French tips are inarguably the most classic manicure to date. “French tips are deemed a classic because they’re a way to make the nail resemble a natural nail but elevated,” nail artist Kinaya Haug tells ESSENCE.
“They look very fresh and clean and give your nails a very ‘clean girl aesthetic’ appearance.” While we’ve seen French tips be reinvented time and again throughout history, the more rare chunky 2004 French tips have returned.
For example, this week, Beyoncé released a new promo video for her SirDavis American Whiskey wearing an oval set of French tips. With a cigar clasped between her fingers and a glass of whiskey in hand, her white tips were set deeper than the normal nail, which covered a third of her natural pink base.
The chucky French tip? Revived. “Everyone is into the Y2K aesthetic so the chunky French tips are making a comeback,” Haug says.
Of course, there’s the original French tip, which was first worn in 1975, to reduce the time it took to change an actress’s manicure between scenes, and is still popular five decades later.

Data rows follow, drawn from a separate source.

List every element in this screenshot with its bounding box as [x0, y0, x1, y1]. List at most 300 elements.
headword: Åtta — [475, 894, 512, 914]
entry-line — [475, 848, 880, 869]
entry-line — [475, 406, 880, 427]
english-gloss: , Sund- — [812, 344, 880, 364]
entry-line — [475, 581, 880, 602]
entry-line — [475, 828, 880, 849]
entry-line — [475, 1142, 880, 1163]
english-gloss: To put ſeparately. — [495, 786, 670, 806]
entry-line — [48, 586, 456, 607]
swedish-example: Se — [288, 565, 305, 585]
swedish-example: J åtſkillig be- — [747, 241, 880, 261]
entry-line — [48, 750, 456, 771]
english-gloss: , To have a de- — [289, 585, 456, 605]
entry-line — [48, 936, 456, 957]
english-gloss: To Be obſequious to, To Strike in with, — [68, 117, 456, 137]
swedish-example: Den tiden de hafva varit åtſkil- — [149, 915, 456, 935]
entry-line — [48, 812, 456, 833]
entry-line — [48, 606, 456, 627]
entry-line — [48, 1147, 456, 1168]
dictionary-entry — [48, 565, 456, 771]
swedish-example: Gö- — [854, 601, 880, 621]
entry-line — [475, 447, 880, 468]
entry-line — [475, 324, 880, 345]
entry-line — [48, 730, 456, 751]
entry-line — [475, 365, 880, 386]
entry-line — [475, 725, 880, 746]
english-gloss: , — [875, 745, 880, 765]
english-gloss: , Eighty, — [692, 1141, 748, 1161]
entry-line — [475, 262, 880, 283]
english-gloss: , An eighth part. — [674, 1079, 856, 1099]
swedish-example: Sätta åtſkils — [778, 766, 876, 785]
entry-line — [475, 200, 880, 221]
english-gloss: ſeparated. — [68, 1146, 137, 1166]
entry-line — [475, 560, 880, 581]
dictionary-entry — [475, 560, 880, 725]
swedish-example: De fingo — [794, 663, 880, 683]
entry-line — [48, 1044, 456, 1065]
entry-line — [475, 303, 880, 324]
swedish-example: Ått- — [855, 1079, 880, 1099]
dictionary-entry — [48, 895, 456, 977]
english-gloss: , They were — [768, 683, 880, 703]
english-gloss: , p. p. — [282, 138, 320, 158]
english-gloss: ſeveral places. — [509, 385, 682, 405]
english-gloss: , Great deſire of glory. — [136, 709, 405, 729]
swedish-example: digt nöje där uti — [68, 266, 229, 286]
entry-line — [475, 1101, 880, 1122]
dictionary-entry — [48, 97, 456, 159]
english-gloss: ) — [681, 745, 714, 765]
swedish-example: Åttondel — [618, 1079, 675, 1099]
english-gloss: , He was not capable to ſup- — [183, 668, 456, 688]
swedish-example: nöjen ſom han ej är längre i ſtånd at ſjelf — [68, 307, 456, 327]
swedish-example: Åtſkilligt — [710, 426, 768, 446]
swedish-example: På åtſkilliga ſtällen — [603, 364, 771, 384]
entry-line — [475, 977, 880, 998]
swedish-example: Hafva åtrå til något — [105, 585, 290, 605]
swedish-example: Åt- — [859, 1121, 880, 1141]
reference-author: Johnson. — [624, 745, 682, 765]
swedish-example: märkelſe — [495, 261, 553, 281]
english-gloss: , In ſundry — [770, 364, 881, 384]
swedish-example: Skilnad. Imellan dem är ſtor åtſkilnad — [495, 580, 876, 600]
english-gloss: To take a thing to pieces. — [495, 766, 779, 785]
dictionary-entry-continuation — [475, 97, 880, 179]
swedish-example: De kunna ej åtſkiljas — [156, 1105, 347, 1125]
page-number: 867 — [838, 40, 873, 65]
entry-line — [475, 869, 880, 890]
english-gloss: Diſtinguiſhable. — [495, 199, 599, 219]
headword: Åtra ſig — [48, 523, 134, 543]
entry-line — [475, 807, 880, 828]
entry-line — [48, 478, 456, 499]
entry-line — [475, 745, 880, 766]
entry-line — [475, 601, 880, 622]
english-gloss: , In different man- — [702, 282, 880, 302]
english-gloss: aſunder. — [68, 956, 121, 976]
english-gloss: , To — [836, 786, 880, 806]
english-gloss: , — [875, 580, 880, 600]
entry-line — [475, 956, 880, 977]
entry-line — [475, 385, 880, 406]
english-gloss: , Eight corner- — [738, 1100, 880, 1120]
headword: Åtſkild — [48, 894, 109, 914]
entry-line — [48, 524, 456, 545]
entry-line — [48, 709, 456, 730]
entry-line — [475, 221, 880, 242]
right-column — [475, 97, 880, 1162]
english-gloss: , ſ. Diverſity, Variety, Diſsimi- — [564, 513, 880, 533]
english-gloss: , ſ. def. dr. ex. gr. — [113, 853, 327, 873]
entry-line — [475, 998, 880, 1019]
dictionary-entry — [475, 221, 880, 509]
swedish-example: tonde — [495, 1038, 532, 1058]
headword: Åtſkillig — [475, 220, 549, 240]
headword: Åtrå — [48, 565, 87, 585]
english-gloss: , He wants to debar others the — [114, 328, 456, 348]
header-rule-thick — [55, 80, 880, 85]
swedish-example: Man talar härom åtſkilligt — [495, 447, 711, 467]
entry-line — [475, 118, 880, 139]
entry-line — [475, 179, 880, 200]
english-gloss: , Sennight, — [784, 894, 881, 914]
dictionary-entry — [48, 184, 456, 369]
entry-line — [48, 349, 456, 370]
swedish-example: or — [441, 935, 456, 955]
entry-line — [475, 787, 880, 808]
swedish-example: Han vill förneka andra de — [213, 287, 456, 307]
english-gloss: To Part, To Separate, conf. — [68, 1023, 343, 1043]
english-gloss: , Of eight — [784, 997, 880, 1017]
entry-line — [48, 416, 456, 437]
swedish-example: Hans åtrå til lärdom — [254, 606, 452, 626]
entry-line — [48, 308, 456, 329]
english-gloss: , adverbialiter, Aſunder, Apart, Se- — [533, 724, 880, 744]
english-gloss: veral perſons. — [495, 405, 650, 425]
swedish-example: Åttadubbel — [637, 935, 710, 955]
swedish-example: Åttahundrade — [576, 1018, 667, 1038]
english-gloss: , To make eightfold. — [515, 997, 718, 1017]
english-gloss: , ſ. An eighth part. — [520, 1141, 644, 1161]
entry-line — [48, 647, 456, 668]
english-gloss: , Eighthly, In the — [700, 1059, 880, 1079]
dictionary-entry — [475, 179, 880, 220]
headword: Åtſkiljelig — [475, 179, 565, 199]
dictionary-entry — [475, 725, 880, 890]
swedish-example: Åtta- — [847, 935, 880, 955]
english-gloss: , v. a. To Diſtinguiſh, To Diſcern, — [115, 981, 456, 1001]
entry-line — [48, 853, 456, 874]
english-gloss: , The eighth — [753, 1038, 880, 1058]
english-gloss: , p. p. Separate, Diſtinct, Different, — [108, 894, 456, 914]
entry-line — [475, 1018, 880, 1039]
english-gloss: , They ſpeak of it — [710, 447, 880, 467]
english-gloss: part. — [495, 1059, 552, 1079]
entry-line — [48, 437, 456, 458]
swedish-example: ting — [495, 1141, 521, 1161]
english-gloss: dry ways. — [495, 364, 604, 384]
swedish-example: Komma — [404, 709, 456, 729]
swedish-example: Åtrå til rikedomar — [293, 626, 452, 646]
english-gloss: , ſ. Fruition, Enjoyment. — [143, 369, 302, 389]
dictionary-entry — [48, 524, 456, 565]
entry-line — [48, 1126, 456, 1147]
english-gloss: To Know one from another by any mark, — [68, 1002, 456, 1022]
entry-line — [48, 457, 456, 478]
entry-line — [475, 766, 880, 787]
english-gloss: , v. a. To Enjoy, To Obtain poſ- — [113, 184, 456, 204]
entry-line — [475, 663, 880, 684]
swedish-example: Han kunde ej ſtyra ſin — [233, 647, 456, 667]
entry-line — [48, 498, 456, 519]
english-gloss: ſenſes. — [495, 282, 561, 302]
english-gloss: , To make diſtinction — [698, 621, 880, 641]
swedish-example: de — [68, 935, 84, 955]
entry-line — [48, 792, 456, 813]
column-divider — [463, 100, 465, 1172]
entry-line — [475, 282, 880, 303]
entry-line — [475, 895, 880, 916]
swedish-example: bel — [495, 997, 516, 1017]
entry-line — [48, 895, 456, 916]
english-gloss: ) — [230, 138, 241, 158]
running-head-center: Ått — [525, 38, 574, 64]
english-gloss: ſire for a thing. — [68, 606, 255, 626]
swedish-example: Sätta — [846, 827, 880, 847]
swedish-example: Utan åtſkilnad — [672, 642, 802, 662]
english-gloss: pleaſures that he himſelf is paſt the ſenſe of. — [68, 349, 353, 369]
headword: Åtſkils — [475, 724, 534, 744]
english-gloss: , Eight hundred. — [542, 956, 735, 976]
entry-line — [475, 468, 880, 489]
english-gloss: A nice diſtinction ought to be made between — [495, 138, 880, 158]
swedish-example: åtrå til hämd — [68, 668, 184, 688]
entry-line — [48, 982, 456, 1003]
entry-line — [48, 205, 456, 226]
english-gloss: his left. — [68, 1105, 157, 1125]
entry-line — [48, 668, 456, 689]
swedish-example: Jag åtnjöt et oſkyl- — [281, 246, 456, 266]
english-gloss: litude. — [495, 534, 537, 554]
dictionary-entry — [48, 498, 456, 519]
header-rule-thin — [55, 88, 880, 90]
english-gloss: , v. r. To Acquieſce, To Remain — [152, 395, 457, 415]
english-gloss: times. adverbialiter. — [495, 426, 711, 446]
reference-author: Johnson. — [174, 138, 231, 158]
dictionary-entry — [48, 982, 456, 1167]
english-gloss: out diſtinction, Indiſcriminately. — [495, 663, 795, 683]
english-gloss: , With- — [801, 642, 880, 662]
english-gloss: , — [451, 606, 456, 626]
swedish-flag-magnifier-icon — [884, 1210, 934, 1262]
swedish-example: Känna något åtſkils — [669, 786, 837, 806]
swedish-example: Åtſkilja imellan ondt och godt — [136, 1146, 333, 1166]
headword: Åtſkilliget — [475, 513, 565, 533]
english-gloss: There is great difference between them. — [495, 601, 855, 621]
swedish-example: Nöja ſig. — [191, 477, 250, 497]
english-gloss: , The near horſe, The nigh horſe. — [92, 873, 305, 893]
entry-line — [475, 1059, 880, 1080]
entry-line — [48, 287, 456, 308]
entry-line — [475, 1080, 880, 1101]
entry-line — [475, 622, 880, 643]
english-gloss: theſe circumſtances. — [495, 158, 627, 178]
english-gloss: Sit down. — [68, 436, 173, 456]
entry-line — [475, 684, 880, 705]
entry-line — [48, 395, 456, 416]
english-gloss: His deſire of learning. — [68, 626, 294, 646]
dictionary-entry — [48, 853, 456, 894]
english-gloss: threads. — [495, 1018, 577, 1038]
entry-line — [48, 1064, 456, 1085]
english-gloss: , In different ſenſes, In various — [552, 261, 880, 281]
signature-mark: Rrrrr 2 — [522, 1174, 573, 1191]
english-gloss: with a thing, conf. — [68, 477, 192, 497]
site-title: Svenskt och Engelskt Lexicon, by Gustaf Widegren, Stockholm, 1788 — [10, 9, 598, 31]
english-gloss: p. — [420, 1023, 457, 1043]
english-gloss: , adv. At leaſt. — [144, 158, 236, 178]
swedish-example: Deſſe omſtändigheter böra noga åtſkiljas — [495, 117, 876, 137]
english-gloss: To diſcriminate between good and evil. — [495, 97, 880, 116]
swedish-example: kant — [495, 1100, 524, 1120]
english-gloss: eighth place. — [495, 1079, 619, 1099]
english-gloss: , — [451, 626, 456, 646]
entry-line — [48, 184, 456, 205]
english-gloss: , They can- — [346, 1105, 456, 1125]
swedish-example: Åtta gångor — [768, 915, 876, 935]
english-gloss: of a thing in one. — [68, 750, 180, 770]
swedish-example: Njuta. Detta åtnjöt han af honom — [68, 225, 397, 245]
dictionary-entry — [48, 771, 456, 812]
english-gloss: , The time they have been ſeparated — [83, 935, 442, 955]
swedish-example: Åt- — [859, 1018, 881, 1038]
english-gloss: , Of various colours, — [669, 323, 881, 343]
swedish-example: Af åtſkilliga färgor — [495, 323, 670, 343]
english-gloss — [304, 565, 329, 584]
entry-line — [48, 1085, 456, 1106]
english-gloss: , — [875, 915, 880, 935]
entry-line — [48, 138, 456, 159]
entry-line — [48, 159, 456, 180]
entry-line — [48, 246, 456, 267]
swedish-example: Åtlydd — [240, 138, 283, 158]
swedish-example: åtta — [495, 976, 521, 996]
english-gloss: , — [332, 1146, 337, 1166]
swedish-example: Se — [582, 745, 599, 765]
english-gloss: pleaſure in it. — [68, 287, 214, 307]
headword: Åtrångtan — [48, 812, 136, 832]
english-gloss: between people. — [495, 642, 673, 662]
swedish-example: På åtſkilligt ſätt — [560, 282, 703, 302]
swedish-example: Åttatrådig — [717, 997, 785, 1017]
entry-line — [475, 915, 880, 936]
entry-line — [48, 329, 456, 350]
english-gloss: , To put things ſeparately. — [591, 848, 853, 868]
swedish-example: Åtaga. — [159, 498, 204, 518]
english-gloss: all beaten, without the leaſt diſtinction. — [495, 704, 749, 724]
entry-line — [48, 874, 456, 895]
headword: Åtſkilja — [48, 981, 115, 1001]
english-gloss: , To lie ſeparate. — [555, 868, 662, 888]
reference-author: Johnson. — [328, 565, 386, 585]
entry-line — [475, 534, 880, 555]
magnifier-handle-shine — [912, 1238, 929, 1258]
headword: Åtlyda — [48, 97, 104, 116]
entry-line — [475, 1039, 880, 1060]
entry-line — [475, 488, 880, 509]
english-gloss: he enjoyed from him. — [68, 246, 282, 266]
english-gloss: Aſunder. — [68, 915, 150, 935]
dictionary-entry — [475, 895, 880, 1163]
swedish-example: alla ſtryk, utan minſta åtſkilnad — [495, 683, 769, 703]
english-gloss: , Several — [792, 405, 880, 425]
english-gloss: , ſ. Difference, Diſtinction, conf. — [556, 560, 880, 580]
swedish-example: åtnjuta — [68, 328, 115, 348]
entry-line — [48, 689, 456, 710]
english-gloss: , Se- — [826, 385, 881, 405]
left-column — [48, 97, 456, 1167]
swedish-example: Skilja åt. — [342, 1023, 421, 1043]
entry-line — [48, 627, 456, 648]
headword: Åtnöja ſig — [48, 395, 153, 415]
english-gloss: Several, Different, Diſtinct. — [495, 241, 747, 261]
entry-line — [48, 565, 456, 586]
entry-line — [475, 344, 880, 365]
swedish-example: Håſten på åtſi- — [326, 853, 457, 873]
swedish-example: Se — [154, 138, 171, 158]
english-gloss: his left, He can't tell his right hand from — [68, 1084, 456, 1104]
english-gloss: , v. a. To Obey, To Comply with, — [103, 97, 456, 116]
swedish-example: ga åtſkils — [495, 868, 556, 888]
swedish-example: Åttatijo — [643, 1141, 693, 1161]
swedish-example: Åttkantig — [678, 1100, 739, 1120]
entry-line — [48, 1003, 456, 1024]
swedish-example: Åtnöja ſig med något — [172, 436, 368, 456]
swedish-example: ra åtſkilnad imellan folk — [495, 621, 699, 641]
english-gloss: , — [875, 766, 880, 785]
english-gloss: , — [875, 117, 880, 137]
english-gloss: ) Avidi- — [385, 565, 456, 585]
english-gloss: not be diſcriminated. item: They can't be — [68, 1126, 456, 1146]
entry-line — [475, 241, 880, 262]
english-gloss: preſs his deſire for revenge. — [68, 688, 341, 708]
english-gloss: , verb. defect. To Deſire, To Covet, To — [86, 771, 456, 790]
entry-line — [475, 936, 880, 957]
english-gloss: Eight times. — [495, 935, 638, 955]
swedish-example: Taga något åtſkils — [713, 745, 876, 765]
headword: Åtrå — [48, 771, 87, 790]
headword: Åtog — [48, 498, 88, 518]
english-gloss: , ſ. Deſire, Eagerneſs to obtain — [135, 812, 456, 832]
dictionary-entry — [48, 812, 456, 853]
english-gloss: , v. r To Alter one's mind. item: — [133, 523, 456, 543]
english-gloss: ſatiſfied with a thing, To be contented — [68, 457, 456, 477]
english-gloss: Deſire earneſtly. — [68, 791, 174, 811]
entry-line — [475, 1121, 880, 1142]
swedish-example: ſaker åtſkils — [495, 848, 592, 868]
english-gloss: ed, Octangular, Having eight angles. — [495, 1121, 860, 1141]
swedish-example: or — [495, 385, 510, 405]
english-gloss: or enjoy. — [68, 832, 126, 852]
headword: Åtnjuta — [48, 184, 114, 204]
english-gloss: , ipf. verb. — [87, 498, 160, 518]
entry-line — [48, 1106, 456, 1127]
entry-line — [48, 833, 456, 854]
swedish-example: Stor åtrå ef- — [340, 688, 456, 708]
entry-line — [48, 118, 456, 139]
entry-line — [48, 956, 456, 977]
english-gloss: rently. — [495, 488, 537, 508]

But there’s also the original location of the style (hint: it’s not France), which was founded by Jeff Pink, an American beauty supplier working in Hollywood. So, it’s no surprise America’s favorite mega-popstar, beauty icon, and artist Beyoncé Giselle Knowles-Carter is partial to a French manicure.
“I have people that love a little micro-French and I have people that love a throwback French with the nail majority white,” Haug says. For Mrs. Carter, a macro-tip says just enough, turning the look into her new signature (next to her ‘70s platinum blonde wig and caramel-toned makeup, nonetheless). “I personally love a deep French tip and I think a lot of other nail techs would agree.”